Tuesday, December 13, 2011

Book Review: The Father Heart of God, by Floyd McClung

Floyd McClung, The Father Heart of God (Eastboure, UK: Kingsway, 1985).

            Floyd McClung is a leader in the Christian church who has been associated with the missionary organization Youth With a Mission.  I know that I can first remember hearing his name in the mid-1970’s, although, at that time, I knew little more about him than what I just said above.  At the time of the writing of this book, he was working in Amsterdam, and much of his work was with young adults who had been on drugs, had abusive family experiences, and had been immersed in western hedonistic secular “culture”.   Since I am generally writing from a simple church perspective, I will say that YWAM, without promoting it, has worked quite closely to that point of view during its history, as far as I can see from where I am at.

            This book is about more than the title suggests.  It starts with the obvious: that in the Bible, God refers to Himself as our heavenly Father, and we humans, being made in His image, were created in the male gender to reflect those fatherly qualities.  Due to sin, many fathers have reflected vacant, abusive, and distorted images of what a father is to their children, who, therefore, reflect these experiences in a negative way towards their image of who God is.  McClung first deals with this distortion and what should be the analogy between a father and God’s character.  One major example is the parable of the Prodigal Son, how sin grieves God, but God allows us to make what He knows are bad decisions, and how He, like the father in the parable, is waiting for our return, as God is love.  McClung then deals with how God heals broken hearts.

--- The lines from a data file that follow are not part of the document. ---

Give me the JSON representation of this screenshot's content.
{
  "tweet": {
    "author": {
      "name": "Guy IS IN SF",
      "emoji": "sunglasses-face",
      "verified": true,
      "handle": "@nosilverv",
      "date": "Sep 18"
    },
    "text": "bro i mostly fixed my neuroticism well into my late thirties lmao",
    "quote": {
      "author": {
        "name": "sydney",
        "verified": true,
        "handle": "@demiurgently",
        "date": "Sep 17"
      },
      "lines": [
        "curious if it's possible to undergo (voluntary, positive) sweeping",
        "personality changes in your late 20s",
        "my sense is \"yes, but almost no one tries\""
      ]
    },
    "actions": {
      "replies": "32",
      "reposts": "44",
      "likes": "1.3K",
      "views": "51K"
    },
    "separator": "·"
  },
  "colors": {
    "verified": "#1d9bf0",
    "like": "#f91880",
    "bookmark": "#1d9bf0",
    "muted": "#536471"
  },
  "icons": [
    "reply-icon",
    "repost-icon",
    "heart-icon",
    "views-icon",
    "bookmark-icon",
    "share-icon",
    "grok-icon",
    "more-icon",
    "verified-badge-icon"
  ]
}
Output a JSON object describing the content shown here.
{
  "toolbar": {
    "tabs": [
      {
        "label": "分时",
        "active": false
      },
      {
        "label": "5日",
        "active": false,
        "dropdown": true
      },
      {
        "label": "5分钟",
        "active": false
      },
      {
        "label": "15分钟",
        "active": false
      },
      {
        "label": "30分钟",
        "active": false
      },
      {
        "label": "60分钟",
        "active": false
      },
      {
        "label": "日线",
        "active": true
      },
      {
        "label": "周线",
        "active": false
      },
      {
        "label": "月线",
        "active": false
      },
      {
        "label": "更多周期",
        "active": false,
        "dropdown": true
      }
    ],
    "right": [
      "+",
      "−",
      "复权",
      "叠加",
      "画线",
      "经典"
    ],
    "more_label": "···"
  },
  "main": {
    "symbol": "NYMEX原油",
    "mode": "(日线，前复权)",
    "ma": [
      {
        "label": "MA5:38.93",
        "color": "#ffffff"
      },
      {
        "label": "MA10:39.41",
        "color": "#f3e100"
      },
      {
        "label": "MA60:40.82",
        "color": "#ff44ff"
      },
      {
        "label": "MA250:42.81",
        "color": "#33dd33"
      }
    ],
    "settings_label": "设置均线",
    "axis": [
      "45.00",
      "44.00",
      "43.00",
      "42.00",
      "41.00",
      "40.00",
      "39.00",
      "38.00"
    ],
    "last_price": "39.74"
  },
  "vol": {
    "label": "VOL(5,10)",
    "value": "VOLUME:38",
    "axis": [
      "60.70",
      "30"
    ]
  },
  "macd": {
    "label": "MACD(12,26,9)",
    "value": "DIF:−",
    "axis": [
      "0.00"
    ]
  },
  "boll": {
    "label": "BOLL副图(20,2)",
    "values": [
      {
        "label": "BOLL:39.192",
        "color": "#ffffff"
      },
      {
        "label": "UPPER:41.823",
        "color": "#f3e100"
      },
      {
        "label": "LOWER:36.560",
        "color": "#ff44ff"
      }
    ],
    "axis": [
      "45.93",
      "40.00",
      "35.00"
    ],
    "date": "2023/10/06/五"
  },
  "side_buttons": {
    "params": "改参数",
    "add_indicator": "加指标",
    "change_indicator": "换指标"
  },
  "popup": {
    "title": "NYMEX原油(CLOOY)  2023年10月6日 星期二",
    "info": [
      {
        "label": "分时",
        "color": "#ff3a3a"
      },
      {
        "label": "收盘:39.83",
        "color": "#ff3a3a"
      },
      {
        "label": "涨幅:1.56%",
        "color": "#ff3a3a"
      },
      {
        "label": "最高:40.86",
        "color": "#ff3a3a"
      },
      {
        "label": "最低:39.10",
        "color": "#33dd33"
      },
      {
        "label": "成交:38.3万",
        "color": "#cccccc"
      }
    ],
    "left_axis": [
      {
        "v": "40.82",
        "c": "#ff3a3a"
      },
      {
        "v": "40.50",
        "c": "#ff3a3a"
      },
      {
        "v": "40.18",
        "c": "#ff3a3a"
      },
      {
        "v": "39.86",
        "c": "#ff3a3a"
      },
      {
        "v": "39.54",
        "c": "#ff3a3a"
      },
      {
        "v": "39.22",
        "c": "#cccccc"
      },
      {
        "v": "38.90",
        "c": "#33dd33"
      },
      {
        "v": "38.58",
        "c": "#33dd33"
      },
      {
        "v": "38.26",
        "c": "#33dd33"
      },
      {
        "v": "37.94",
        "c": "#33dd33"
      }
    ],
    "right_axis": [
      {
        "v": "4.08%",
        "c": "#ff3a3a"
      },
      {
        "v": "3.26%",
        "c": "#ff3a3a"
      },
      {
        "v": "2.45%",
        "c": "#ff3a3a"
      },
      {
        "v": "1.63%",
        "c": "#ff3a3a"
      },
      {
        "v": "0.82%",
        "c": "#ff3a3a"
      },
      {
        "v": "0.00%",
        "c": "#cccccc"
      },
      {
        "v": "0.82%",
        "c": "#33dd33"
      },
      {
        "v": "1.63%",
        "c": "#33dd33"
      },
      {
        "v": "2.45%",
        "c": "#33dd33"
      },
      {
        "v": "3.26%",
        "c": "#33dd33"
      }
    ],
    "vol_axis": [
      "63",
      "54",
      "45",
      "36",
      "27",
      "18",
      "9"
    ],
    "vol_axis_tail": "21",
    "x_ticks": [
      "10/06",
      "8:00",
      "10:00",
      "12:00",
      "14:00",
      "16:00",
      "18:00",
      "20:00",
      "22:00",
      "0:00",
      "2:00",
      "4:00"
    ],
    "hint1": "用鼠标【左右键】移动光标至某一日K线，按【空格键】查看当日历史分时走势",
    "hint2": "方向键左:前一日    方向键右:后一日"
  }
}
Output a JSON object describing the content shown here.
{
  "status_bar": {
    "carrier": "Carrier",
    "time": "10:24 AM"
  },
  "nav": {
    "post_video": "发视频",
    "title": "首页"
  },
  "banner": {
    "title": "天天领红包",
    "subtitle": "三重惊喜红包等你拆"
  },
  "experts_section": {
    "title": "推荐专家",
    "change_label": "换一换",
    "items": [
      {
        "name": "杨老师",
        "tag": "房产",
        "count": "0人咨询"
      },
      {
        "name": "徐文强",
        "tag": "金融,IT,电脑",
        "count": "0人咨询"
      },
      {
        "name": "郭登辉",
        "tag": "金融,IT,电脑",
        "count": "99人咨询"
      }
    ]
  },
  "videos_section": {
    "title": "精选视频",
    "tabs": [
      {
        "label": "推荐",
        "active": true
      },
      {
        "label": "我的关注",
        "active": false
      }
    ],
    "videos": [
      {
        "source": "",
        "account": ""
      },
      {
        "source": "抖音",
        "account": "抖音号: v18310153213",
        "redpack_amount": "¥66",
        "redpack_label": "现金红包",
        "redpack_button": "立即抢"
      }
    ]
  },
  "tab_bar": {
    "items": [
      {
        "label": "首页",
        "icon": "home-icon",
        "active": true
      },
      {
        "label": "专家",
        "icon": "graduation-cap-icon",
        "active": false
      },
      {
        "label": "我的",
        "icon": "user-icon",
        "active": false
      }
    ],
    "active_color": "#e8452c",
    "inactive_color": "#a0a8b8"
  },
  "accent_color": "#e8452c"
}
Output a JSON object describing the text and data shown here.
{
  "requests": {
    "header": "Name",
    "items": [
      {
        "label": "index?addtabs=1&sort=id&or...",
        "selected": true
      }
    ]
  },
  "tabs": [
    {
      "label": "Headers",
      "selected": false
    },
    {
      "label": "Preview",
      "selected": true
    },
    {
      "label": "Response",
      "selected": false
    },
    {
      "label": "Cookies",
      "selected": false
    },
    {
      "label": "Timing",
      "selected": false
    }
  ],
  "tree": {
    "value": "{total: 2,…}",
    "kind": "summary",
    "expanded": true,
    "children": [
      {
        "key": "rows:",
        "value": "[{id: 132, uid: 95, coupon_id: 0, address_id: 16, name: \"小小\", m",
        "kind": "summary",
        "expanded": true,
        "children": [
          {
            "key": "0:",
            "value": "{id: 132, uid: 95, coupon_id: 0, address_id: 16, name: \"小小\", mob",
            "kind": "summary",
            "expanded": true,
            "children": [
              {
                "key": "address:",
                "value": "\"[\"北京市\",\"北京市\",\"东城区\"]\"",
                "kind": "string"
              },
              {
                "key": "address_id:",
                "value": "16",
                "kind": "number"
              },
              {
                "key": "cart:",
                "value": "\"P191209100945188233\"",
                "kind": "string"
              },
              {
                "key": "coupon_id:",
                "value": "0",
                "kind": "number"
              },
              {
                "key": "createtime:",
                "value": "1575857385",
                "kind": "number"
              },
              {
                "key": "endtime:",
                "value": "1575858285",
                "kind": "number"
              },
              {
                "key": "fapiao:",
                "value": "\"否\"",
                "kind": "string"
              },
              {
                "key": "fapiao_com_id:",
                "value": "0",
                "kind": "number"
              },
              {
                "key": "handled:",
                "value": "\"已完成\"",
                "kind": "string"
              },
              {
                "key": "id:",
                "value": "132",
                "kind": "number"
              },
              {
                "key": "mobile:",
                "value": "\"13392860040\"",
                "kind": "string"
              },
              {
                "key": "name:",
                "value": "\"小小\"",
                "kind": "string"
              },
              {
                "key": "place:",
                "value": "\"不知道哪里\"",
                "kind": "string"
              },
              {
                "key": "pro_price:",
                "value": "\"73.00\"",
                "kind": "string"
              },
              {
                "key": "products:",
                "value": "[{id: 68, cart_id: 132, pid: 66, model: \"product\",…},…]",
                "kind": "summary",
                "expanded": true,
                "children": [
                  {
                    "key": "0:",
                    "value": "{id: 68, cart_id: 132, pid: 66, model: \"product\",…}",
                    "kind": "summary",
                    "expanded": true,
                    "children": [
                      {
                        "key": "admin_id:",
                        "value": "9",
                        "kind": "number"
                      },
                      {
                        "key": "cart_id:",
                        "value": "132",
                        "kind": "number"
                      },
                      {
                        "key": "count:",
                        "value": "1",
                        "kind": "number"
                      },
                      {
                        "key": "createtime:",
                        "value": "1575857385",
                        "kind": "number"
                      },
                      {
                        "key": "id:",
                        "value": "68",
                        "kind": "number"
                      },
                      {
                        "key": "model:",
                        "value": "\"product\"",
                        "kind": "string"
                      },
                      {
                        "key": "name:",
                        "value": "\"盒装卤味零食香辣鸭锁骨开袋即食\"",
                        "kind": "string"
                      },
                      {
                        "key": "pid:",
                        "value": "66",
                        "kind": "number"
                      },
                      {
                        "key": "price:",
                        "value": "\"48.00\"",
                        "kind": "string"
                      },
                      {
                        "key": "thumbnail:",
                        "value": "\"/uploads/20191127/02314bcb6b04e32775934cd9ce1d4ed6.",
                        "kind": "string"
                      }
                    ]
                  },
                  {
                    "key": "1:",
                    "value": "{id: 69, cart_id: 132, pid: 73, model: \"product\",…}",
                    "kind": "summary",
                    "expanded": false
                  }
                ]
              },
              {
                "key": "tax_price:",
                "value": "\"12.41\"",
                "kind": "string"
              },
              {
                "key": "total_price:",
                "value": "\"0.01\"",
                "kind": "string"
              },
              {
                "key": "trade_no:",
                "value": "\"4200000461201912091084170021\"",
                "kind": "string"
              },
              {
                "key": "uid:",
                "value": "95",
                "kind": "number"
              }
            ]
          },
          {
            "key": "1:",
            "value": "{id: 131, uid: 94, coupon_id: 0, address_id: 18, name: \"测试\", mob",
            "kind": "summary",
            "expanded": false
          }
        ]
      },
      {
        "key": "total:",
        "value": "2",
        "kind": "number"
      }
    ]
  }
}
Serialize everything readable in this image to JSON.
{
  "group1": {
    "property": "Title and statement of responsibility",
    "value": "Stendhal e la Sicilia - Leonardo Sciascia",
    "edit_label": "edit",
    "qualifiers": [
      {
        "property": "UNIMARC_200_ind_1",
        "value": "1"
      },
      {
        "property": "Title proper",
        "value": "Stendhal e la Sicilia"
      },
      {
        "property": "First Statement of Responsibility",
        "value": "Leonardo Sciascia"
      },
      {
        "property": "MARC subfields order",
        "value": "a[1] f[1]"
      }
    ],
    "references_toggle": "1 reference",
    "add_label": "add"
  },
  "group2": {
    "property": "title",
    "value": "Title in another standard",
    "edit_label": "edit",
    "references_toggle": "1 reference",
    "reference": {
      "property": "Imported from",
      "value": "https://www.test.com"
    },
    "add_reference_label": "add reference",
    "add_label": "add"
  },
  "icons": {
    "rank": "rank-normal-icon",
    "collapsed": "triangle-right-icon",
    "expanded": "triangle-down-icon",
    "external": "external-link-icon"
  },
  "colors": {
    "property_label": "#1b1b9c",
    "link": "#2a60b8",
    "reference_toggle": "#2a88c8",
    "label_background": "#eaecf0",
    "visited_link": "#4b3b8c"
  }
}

            About three-fourths of the way through the book, McClung moves to another analogy of God as Father to the spiritual fathers, the leaders in the local bodies of believers.  Once again, the Christian leader should be an imperfect, but good example of the qualities of God for both believers and others around him or her.  Of course, there are situations of failures (1985 was a year of highly publicized failures of well known personalities connected to the Christian faith).  The last quarter of the book deals with that subject in a way that is both sensitive, covers a wide variety of mis-leadership, and practical advice on dealing with it on the non-leaders level.  Given that McClung was working as a missionary, and working with YWAM, which is independent of any denomination and was heavily dealing with the changes in western culture at the time, he deals with the special situation of the missionary organization.  This part of the book reflects much thought and discussion between McClung and others he knew struggling with these same problems, and writing and rewriting the ideas expressed until what he expresses is just right for dealing with this subject, and not just the dominant examples of the time of this writing.

            The first couple of chapters feel like something I’ve heard multiple times in sermons.  The last quarter of the book is excellent guidance on a touchy subject that over the years has been all too often avoided, oversimplified or dealt with incompletely.

            Here in the U.S., this book is still in print.